Texas drivers understand the dangers of distracted driving. Many of these forms of distraction are heavily criticized in media. This includes texting while driving. Drowsy driving has also come into the spotlight recently.
But what about other, lesser known forms of distraction? Inattentional blindness is a natural phenomenon. But because it is not what drivers need when behind the wheel, it acts as a danger to you.
Inattentional blindness outside of the car
The American Psychological Association talks about the function of inattentional blindness. Think of all the details you take in on a daily basis. Imagine having to remember every single one. You would end up overwhelmed in minutes. Inattentional blindness is a natural function of your brain. It is your brain deciding what is worth focusing on by using context clues in a situation. Your brain zeroes in on the important things and “blinds” you to the information you do not need.
Unfortunately, this has devastating consequences on the road. Every bit of information is necessary when you drive. There is no “unimportant” piece of information. Your brain does not realize this, though. Inattentional blindness is a subconscious process.
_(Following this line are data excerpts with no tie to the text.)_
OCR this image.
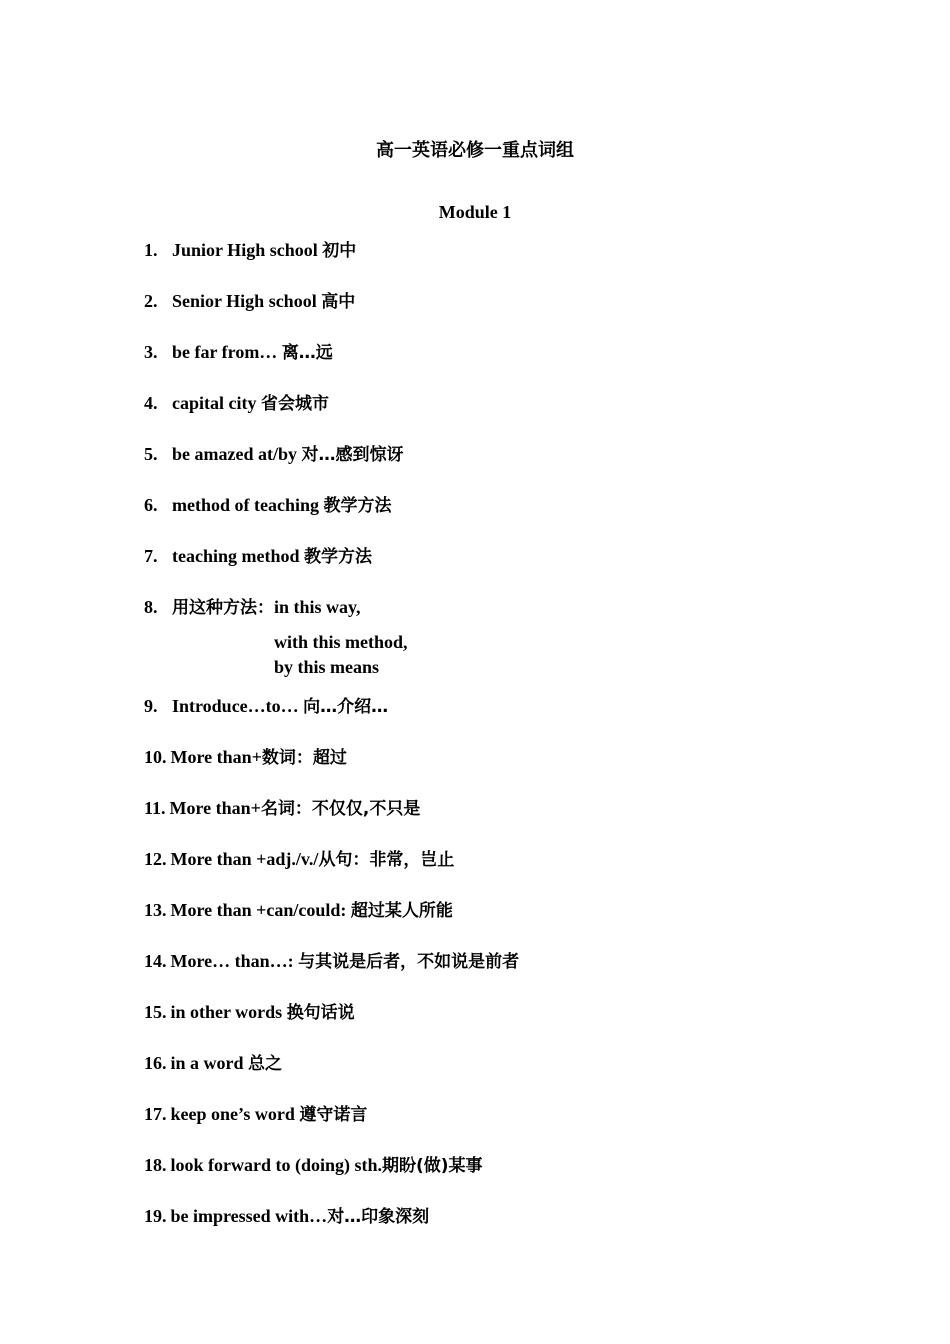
高一英语必修一重点词组
Module 1
1. Junior High school 初中
2. Senior High school 高中
3. be far from… 离…远
4. capital city 省会城市
5. be amazed at/by 对…感到惊讶
6. method of teaching 教学方法
7. teaching method 教学方法
8. 用这种方法：in this way,
with this method,
by this means
9. Introduce…to… 向…介绍…
10. More than+数词：超过
11. More than+名词：不仅仅,不只是
12. More than +adj./v./从句：非常，岂止
13. More than +can/could: 超过某人所能
14. More… than…: 与其说是后者，不如说是前者
15. in other words 换句话说
16. in a word 总之
17. keep one’s word 遵守诺言
18. look forward to (doing) sth.期盼(做)某事
19. be impressed with…对…印象深刻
How new drivers experience inattentional blindness
A common example involves new drivers. They focus on their speedometer or on the oncoming traffic they face. Their brain sorts through important pieces of information. It decides what is relevant in their current situation. Because of that, they are “blinded” to things like stop signs or animals crossing the road. But unintentional blindness can impact drivers of all ages and experience levels. The best way to combat it is to have awareness of its existence.